Ask any lay person for the meaning of “bribery,” and he or she will provide you with a clear definition of an unlawful exchange between two corrupt parties: an illicit quid pro quo. During the past several years, however, aggressive prosecutors and willing legislators have sought to expand that definition, creating a patchwork of often conflicting and vague definitions of this otherwise easily understood crime. In today’s world of complex multijurisdictional criminal enforcement, bribery means different things under different statutes and in different jurisdictions. A bribe, in other words, is not always a bribe. And, if the trend continues, the once-clear identifying mark of bribery — the quid pro quo — will be cast aside.

For many years, the courts seemed to grasp the meaning of bribery with little trouble. In U.S. v.
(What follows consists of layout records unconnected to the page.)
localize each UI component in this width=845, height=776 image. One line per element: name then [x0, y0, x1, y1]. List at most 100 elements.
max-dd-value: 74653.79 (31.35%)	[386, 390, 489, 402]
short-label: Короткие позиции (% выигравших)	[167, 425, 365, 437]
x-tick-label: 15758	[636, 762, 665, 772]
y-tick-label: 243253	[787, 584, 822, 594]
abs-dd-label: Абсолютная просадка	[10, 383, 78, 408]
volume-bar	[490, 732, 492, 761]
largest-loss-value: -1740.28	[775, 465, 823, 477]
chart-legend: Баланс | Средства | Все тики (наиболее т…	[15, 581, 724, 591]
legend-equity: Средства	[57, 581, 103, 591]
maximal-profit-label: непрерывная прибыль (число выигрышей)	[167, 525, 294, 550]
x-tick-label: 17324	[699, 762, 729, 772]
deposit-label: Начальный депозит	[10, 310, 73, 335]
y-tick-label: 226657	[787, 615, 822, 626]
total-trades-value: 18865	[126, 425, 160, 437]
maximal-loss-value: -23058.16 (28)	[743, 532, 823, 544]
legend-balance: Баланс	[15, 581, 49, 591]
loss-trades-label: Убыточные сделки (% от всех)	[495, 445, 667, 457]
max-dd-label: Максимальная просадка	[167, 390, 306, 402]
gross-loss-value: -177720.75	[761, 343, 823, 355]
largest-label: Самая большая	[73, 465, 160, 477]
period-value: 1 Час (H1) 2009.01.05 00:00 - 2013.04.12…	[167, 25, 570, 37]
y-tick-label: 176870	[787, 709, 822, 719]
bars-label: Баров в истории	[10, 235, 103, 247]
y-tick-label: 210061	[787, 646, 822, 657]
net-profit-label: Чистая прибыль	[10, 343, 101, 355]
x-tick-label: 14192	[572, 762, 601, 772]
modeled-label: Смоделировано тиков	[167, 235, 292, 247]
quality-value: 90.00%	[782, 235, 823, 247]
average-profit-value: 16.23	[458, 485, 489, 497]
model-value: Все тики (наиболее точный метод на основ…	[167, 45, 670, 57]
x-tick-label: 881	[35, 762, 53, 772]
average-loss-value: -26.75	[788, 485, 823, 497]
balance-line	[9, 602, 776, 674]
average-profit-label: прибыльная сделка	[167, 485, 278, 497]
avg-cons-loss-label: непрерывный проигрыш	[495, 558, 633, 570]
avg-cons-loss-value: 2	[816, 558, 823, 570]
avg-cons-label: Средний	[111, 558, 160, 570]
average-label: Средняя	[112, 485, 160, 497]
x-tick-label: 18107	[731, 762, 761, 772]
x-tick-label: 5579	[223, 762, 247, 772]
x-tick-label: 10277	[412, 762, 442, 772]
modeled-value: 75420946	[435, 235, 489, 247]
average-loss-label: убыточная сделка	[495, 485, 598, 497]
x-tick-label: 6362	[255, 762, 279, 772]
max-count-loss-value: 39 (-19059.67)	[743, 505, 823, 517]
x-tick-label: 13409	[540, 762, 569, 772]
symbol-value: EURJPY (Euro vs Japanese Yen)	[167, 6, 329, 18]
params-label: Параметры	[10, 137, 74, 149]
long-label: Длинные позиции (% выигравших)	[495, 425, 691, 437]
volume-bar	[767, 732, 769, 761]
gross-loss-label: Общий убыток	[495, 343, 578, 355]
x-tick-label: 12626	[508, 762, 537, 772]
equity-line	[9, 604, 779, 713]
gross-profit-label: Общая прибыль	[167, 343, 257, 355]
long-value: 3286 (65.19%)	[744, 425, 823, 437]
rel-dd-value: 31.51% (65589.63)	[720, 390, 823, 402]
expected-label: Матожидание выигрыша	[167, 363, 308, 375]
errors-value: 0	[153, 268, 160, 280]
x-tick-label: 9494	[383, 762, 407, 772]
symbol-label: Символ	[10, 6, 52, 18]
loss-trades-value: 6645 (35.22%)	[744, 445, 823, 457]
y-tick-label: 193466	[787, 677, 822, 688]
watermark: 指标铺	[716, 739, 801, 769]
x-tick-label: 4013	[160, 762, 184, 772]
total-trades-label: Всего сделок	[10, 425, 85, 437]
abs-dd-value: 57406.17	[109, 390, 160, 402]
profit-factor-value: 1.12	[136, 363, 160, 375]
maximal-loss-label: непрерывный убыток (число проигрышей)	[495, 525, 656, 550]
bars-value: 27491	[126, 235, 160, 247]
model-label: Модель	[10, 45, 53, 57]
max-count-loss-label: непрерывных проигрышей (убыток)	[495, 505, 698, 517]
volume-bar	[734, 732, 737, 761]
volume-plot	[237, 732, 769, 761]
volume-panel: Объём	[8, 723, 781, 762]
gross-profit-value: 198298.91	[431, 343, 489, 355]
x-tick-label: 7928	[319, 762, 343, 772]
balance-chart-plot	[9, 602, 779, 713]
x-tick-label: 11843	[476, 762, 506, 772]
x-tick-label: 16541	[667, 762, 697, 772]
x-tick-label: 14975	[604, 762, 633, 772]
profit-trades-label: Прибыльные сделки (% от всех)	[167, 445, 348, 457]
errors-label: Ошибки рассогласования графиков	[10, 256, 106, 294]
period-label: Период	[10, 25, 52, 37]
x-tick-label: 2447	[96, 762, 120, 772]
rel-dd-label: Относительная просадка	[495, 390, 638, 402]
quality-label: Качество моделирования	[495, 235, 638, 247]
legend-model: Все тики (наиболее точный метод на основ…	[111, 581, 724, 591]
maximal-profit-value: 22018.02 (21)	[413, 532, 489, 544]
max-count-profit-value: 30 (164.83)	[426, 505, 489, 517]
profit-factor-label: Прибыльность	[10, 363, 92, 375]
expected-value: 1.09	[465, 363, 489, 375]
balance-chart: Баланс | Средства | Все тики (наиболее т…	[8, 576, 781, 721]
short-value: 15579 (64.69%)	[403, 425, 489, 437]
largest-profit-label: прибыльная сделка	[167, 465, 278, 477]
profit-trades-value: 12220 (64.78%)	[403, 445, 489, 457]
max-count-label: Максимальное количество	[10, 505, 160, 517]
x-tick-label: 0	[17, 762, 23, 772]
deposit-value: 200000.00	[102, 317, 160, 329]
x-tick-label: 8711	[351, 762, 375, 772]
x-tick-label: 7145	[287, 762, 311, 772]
Sun-Diamond Growers of California, 526 U.S. 398 (1999), the U.S. Supreme Court set forth the meaning of bribery under 18 U.S.C. 201, the statute outlawing bribery of federal officials: “[F]or bribery there must be a quid pro quo,” the Court explained, “a specific intent to give or receive something of value in exchange for an official act.” Id. at 404-05. Around the same time, the U.S. Court of Appeals for the 4th Circuit applied the same definition to bribery under 18 U.S.C. 666, the federal-program bribery statute. U.S. v. Jennings, 160 F.3d 1006, 1014 (4th Cir. 1998) (holding that § 666 requires a quid pro quo).